Greve custa até 400 milhões de euros por dia, diz França

Os protestos contra o governo francês custam à economia até 400 milhões de euros por dia, revelou hoje a própria administração local. O Parlamento da França deve votar nesta semana a versão final da controversa reforma previdenciária, que tem sido o alvo das manifestações dos trabalhadores.

AE, Agência Estado

25 de outubro de 2010 | 12h24

O complexo portuário de Fos-Lavera, o principal do país, estava novamente bloqueado por portuários em greve, interrompendo o abastecimento em um importante oleoduto no sul da Europa. Com os trabalhadores de refinarias em greve também parando a produção de produtos derivados de petróleo, o país sofre com a falta de gasolina e diesel. Cerca de 25% dos 12.300 portos franceses estão com falta de combustível.

Hoje, 38 navios-tanque que transportam petróleo, 19 que transportam produtos refinados, 12 com gás e sete com produtos químicos estavam esperando no Mar Mediterrâneo a reabertura do complexo portuário.

A ministra das Finanças, Christine Lagarde, estimou hoje que a economia está perdendo entre 200 milhões e 400 milhões de euros por dia, conforme as greves continuam. Segundo ela, as ações lideradas pelos sindicatos podem pesar sobre a recuperação econômica francesa da recente recessão global.

A principal entidade do país que representa os empresários, a Medef, advertiu sobre o forte impacto que as greves têm sobre os negócios, apontando para as entregas bloqueadas de bens e matérias-primas por trem e caminhão.

O presidente Nicholas Sarkozy espera vencer esta semana a batalha para elevar a idade mínima para aposentadoria na França de 60 para 62 anos, firmando a lei apesar da previsão de uma nova onda de greves, manifestações e bloqueios para atrapalhar a distribuição de combustível. Os parlamentares devem aprovar a versão final da reforma previdenciária na quarta-feira. Não está claro, porém, se isso pode ou não encerrar os protestos.

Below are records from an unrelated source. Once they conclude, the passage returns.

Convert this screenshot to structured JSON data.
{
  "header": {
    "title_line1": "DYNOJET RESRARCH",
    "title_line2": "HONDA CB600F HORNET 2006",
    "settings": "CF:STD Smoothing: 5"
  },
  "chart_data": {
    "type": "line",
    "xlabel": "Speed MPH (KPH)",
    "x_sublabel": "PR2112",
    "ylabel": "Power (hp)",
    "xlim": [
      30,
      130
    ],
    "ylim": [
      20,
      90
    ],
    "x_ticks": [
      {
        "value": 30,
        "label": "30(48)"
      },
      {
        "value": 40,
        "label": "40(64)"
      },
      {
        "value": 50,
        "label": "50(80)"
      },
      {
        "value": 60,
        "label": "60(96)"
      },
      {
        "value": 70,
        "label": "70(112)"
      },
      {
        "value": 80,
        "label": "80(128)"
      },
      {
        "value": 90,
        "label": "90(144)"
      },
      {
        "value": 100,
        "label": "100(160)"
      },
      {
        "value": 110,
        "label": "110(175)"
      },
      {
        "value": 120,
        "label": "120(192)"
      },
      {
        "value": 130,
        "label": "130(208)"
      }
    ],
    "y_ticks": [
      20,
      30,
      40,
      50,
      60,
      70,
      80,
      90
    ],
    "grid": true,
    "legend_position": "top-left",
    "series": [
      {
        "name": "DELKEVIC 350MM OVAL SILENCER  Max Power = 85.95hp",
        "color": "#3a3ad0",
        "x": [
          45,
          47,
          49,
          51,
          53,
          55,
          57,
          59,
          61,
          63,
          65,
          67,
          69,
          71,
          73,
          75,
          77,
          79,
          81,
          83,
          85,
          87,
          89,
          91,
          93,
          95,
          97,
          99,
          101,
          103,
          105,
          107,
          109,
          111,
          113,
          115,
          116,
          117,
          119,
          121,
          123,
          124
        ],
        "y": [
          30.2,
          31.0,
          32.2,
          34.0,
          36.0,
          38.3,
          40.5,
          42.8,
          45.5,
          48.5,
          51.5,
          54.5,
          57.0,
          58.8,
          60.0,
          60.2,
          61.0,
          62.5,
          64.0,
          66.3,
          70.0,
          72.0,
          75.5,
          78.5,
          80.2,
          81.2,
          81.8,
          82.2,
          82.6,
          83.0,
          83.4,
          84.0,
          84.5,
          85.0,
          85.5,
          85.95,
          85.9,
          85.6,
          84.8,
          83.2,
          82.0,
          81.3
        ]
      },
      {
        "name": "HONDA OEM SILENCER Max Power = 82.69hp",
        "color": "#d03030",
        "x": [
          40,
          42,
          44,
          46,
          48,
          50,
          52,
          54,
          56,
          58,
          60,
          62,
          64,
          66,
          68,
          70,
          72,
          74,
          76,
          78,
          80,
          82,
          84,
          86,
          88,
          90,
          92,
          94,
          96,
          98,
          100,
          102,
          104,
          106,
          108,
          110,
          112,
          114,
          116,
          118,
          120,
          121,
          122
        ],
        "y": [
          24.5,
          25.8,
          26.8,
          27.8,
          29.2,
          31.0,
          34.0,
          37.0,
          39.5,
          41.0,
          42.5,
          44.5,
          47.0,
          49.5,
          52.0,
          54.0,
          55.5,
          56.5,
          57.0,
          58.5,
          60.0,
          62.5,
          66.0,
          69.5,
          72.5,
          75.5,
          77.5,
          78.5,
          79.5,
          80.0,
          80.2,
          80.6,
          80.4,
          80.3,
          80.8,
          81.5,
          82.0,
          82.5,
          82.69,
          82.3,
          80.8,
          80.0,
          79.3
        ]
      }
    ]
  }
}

Os principais sindicatos do país convocaram outro dia nacional de protestos para esta quinta-feira. Foi ainda convocado um fim de semana de protestos, começando no dia 6 de novembro.

A normalização do abastecimento nos postos estava muito mais demorada que o esperado, ainda que a polícia tenha impedido que manifestantes bloqueassem entradas de até 20 depósitos de combustível. Funcionários do governo previram na semana passada o retorno à normalidade para o início desta semana.

Os sindicatos por trás dos protestos, liderados pela Confederação Geral do Trabalho (CGT), são mais fortes no setor de transportes e energia, apesar de haver leis regulando o mínimo de trabalhadores que devem seguir operando durante os protestos. O transporte ferroviário melhorou hoje, disse um porta-voz da estatal operadora de trens SNCF. Ainda assim, entre 20% e 40% dos trens não estão operando por causa das greves.

O governo francês não informou à Agência Internacional de Energia (IEA, na sigla em inglês) que tem intenção de usar suas reservas estratégicas de petróleo para lidar com os problemas de abastecimento causados pelas greves no país, disse hoje o diretor executivo da entidade, Nobuo Tanaka. "Eles não nos informaram sobre qualquer decisão para usar estoques", disse em Moscou o dirigente da IEA, uma entidade sediada em Paris.

"Há muitos estoques de petróleo na Europa, então é uma questão de se a França pode estabelecer a logística do transporte de petróleo para os mercados necessários", avaliou Tanaka. "Eu acho que o problema logístico na França pode ser resolvido", notou ele. "Não acho que a situação possa puxar para baixo os preços do petróleo na Europa."

O impacto das greves na França já está sendo sentido em mercados europeus maiores, puxando para cima os preços da gasolina e do diesel no Mediterrâneo em particular. Por outro lado, as manifestações pressionam para baixo os preços do petróleo, por causa da demanda reduzida. As informações são da Dow Jones.